Bedrohlich und düster wirkt das abschließende Stück, "In der Halle des Bergkönigs". Mit fieberhafter Intensität steigert sich der Satz in Tempo, Ambitus und Dynamik. Geradezu naturalistisch ist Ibsens Bühnenanweisung musikalisch umgesetzt: "Die Trolle flüchten unter Gepolter und Geheul. Die Halle stürzt zusammen; alles verschwindet."

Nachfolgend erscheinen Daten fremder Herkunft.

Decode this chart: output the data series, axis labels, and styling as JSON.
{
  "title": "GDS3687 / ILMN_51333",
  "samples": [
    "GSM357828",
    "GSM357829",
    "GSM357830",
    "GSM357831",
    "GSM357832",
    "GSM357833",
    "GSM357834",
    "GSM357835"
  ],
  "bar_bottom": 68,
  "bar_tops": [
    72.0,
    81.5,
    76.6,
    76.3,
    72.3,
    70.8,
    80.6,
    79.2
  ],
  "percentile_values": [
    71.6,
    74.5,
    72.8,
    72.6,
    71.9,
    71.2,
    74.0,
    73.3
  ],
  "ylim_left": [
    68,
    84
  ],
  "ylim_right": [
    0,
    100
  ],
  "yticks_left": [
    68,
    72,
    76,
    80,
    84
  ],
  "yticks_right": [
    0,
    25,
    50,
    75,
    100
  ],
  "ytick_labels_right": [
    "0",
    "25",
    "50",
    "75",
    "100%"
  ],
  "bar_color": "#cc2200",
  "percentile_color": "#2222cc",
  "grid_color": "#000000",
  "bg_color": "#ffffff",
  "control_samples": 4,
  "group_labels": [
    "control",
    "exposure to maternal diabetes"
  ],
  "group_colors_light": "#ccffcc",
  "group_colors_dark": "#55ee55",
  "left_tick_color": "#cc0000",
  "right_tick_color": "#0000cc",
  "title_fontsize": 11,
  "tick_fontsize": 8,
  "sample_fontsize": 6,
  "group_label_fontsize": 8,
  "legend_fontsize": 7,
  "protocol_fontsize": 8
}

Radio-Sinfonieorchester Stuttgart des SWR
Das Radio-Sinfonieorchester Stuttgart des SWR spielt jährlich rund 90 Konzerte im Sendegebiet des Südwestrundfunks, in den nationalen und internationalen Musikzentren und bei bedeutenden Musikfestspielen. Das Orchester pflegt das klassisch-romantische Repertoire in exemplarischen Interpretationen und setzt sich mit Nachdruck für zeitgenössische Musik und selten aufgeführte Komponisten und Werke ein. Bis heute hat es mehr als 500 Werke uraufgeführt.
Viele namhafte Dirigentenpersönlichkeiten haben das RSO in den letzten 60 Jahren geprägt, unter Ihnen Sergiu Celibidache, Carl Schuricht, Sir Georg Solti, Giuseppe Sinopoli, Carlos Kleiber, Sir Neville Marriner, Georges Prêtre und Herbert Blomstedt. Ebenso konzertieren regelmäßig hochkarätige Solisten aller Generationen beim RSO.
Zur Saison 2011/2012 trat der Franzose Stéphane Denève seine Stelle als Chefdirigent beim Radio-Sinfonieorchester Stuttgart des SWR an und löste damit Sir Roger Norrington ab, der dem Orchester seit 1998 als Chefdirigent vorstand.